Response: It was corrected. As these are biological experiments, we often cannot clearly explain any of the results. In our case, the results in in situ tests were not clear. The reason may be the created environment for the growth of microorganisms, the concentration of EO used, the microorganism used as well as the representation of individual components in EO. Similar results were found for other essential oils.

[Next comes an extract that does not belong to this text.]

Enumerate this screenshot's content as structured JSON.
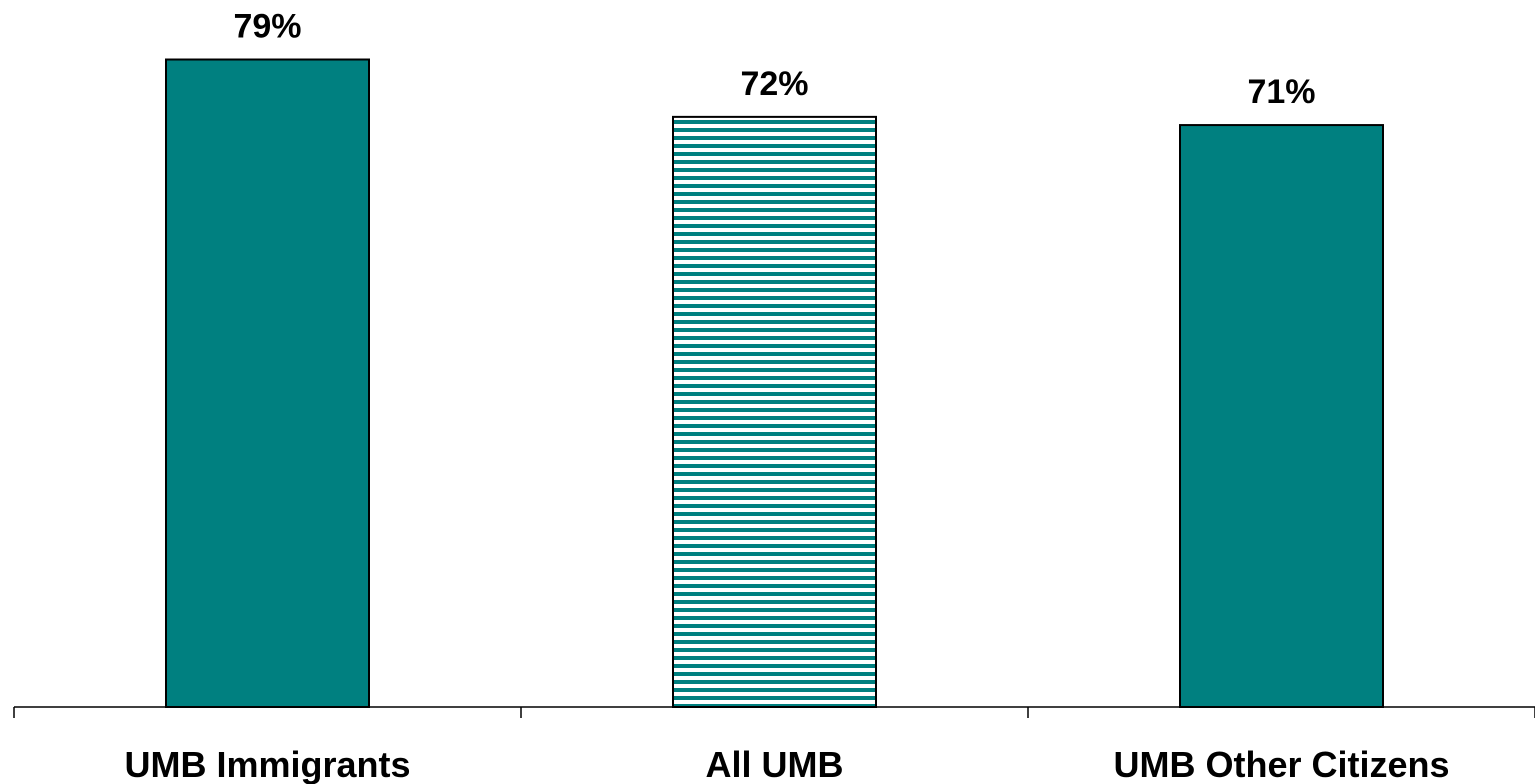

We found out in our study that CEO was strongly effective against the growth of M. luteus and S. marcescens on carrot and celery model which is not in line with another study where no significant differences in inhibition between Gram - positive and Gram - negative bacteria in the vaporphase tests were found. Furthermore, E. faecalis (Gram-positive) was the most resistant to clove oil, whereas S. choleraesuis (Gramnegative) was the least inhibited by cinnamon oil. We also noticed some profungal effects on bread and celary model against the growth of some Penicillium species. The effect was found to be cidal (inhibition percentage remains constant with time after removal of the antimicrobial atmosphere) for all of the organisms except A. flavus. In this case, there was a reduction in percentage inhibition during the second week observed. It remained constant for the rest of the testing period after this reduction. There was a prolongation of the tests over 35 days in order to the control of the ability of EOs to provide the protection. There was observed no growth for any of the microorganisms except A. flaVus which confirm the static hypothesis for the latter organism. It is also interesting that estragol had no relevance in the antimicrobial effects of the tested EOs in the vapor phase which proves that the basil seems to be totally ineffective.